= Nelson Díaz (umpire) =

Cuban baseball umpire

Nelson Díaz Blanco is a Cuban baseball umpire. He officiated in high level international tournaments, including the Summer Olympics, Pan American Games, and Baseball World Cup. Díaz defected from Cuba in 2009.

==Early life==
Díaz was named for Rocky Nelson. Díaz's father, Placido, was arrested by the Government of Cuba in 1962 for conspiring against Fidel Castro. The family then moved from Havana to Güira de Melena.

==Career==
A baseball player in his teens, Díaz was not skilled enough to play in the Cuban National Series. During his 20s, he took a 45-day course at Escuela Rafael De La Paz on umpiring.

Díaz served as an umpire in the Cuban National Series for 26 years, becoming its director of umpires. He officiated in several high-profile baseball competitions. His first major tournament was the 1991 Pan American Games.

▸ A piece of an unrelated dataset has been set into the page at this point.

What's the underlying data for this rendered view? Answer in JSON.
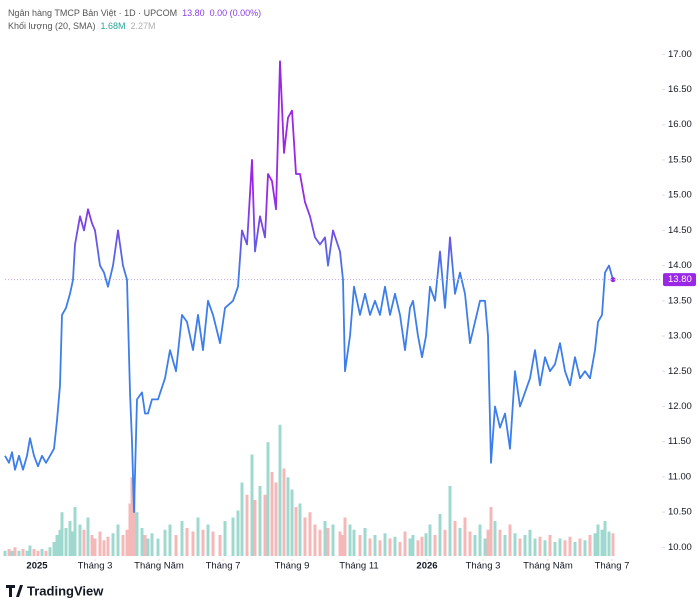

After calling a balk against the United States in a semifinal game against Puerto Rico, Díaz initiated a shoving match with United States manager Ron Polk, which led to increased stature within Cuban baseball. He also officiated in the 1999 and 2007 Pan American Games, the 1999 Baltimore Orioles–Cuba national baseball team exhibition series, the 2001 Baseball World Cup, the 2006 World Baseball Classic (WBC), and the 2008 Summer Olympics.

The Cuban government refused to allow him a visa to visit his mother, who lived in Miami, when she was dying of cancer in 2007. He informed his father, now free and living in the United States, of his intention to defect during the 2008 Olympics; when the Cuban Government found out, they barred him from participating in the 2009 WBC and forced him into retirement. As his father sponsored him in the United States, Diaz defected with his wife and two daughters, with permission from the Cuban Government. He has since umpired youth games in South Florida.

Díaz was honored as the "International Umpire of the World" by the International Baseball Federation in 1994.